上記の原理講論の引用の後半部分は霊人の再臨協助に関する内容だが、天地正教においてこの役割を果たしているのは弘法大師である。川瀬カヨが神憑りになったきっかけは真言密教の行者との問答の最中であり、祭神には弘法大師をいただいていた。弘法大師は高野山で入定する際に、兜率天へ往生することを願い、弥勒下生の時には共に来臨すると遺言したと言われている。そして川瀬カヨが1992年に高野山奥の院に参拝した際に、弘法大師から「下生した弥勒は文鮮明夫妻である」という神示があったという。このことから、もともと川瀬カヨの中にあった弥勒仏と弘法大師に対する信仰が、統一原理に触れる中で、弘法大師の再臨協助を受けて一つに結びついたと理解することができるのである。これは復活論で説かれている内容と一致している。

 川瀬カヨは、小さいながらも一つの教団を率いる教祖のような立場にいた。その彼女が文鮮明師を弥勒仏またはメシヤとして受け入れたのであれば、彼女の教団を丸ごとメシヤに捧げることは当然であり、それが彼女の使命であった。これはある意味で洗礼ヨハネと同じタイプの使命であった。洗礼ヨハネはイエスをメシヤとして証したのちには、彼の前に一人の弟子の立場で彼に従い、仕えなければならなかった。それは同時にヨハネの弟子たちもイエスの弟子になることを意味する。しかしヨハネはその後、イエスと別行動をとるようになり、運命を共にしなかった。そればかりか、イエスの弟子とヨハネの弟子とが、どちらの先生の方が洗礼を多く授けると言い争ったこともあった。結局、洗礼ヨハネは自分の教団をイエスに捧げることができずに失敗し、悲惨な最期を遂げたのである。しかし、川瀬カヨは文鮮明師をメシヤとして受け入れ、小さいながらも自分の教団をメシヤに捧げたのである。

文鮮明師と川瀬カヨ教祖

 ここに一枚の写真がある。1993年に川瀬カヨ教主が文鮮明師と面会したときの写真である。下生した弥勒仏、再臨のメシヤと出会った川瀬教主の嬉しそうな顔が印象的である。彼女の生涯は、櫻井氏の言うような統一教会に利用された悲惨な人生であったのではなく、自らの信じる道に従って歩んだ幸福な人生であったと私は思う。

 統一教会の側から見れば、天地正教は「統一原理の仏教的展開による日本への土着化」という目的の下に出現したと理解でき、それは一定の成功を収める可能性を秘めていた。
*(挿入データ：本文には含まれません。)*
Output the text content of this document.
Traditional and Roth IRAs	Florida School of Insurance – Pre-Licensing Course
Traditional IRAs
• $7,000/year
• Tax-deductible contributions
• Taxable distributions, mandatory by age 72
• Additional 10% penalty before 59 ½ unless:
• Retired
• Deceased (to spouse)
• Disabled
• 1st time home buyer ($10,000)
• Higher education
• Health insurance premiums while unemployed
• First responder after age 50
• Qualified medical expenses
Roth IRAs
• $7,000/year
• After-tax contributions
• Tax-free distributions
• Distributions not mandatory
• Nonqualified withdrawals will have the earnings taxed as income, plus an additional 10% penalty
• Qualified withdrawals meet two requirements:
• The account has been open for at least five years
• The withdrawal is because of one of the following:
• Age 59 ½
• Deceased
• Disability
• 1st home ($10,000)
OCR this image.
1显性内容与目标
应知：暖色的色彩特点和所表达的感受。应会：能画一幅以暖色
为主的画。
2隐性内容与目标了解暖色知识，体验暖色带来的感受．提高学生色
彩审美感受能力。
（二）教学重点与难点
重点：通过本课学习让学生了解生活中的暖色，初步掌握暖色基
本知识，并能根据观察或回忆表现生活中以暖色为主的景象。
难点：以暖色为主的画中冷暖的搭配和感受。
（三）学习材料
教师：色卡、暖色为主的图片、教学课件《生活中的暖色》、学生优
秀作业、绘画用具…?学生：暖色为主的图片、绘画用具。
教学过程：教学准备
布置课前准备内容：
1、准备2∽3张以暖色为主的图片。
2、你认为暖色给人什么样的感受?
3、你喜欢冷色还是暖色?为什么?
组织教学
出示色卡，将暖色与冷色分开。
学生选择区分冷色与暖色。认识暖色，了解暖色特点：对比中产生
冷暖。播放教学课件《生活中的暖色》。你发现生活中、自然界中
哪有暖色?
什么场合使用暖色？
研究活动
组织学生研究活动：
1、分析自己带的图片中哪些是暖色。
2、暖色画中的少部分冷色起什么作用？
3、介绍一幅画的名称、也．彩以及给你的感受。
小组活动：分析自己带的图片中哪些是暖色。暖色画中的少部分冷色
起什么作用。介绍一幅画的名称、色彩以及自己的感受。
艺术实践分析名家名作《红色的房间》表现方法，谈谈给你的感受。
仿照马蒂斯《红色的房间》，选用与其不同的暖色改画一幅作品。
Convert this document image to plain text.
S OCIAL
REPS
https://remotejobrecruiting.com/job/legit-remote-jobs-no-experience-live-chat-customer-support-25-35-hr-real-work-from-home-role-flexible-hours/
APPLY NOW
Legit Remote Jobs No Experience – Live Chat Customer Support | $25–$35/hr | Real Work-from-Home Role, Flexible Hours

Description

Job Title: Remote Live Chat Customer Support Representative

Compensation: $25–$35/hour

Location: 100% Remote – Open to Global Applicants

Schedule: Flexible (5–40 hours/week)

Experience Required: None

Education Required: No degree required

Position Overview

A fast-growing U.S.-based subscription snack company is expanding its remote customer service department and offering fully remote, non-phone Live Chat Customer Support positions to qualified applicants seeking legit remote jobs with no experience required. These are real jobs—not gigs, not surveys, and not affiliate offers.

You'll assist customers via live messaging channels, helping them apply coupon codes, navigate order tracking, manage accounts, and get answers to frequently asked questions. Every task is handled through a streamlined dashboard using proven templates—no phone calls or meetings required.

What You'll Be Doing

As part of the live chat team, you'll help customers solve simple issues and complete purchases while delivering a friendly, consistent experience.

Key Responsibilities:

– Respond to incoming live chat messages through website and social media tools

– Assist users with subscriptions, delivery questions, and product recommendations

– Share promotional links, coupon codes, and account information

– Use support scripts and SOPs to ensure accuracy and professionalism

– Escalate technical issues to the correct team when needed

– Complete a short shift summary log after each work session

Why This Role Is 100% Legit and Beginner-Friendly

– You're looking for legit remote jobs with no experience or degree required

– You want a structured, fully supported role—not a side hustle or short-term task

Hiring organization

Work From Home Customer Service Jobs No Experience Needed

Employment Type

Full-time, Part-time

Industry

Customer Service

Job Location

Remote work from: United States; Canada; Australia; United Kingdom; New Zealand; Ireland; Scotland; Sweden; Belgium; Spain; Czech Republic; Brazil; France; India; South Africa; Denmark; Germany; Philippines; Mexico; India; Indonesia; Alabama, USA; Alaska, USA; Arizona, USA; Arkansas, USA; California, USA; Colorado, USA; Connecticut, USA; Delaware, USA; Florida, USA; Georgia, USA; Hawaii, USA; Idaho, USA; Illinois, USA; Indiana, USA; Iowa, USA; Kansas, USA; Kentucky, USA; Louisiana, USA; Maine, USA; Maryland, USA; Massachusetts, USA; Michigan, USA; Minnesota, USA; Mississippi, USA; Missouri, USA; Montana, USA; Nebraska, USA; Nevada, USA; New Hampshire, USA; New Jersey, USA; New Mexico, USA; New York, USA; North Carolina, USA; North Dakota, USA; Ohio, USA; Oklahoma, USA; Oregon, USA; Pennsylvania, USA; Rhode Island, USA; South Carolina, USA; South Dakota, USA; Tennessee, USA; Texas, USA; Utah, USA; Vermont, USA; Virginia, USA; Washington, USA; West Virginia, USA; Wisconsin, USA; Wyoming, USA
天地正教の出現自体は擬態でも擬装でもなく、摂理的な意義を持っていたと思われる。しかし、結果的に天地正教は統一教会に合併吸収される形となり、事実上消滅してしまった。その原因は、宗教的なものというよりは人間的なものであったと推察され、個人的には残念な結果であったと思っている。